When I am mentoring project managers one of the first distinctions that helps to sort out some confusion is separating the plan from the approach.

Most projects involve a repetition of a set of tasks to move a business or technology asset from one state to another.  The completion of the set of tasks for each of the business assets in the project constitutes what technology calls “the project”.   The business area or business customer needs a broader definition and to them the project includes items like cultural change management, communications, training, business process documentation changes and other items related to how the business has to successfully adapt so that the project is successful.

Every execution of the set of tasks described above is the approach.  In other words if we have a bunch of things we have to do something to, what is going to be our approach?  Well first we will do this, and then we will do this, and then once that is done, then this can be done, and so on until the last task is completed.  We will do that for a certain number of business or technology assets.  The approach is then the steps to transform each of the things the business owns from one state to another.  We may take that approach a number of times during the project depending on how many of those things we have to change.

The Plan is a listing of the approach steps for each grouping of like items that has to be transformed.  Additionally the plan includes all of the business and technology wrapper items such as change management, communications, process and document updates and training. 

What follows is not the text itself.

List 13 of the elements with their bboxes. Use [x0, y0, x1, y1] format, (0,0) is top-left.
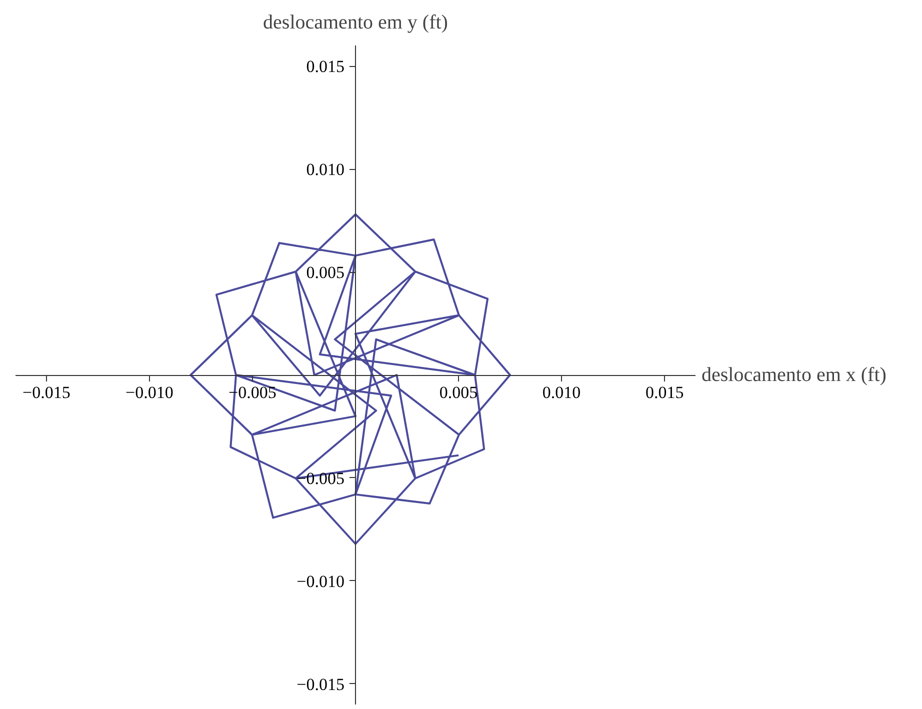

To illustrate this contrast between the Plan and the Approach, when I have a mentoring session with a project manager and they bring in their plan and all of their documents I usually like to take their papers, turn them upside down on the table and then ask the PM: “Now you have so many of these things to do, how are you going to do each one?”, and then wait for a description.  What comes out next is very illustrative of how well they differentiate the approach from the plan and really revealing about the challenges they may face in building their plan.

If the project manager cannot make the distinction, the plan will usually be task and activity based so instead of focusing on what is being delivered it will focus on how it is being done.  If they do make the distinction, it will be deliverables based and will focus mainly on what is being provided to the business and allow some flexibility on how it is being done. 

Therefore the plan is not the approach and once the PM makes the distinction and organizes the project by first thinking about the approach and then creating the plan around that, they are more likely to have a successful set of steps to deliver for the business.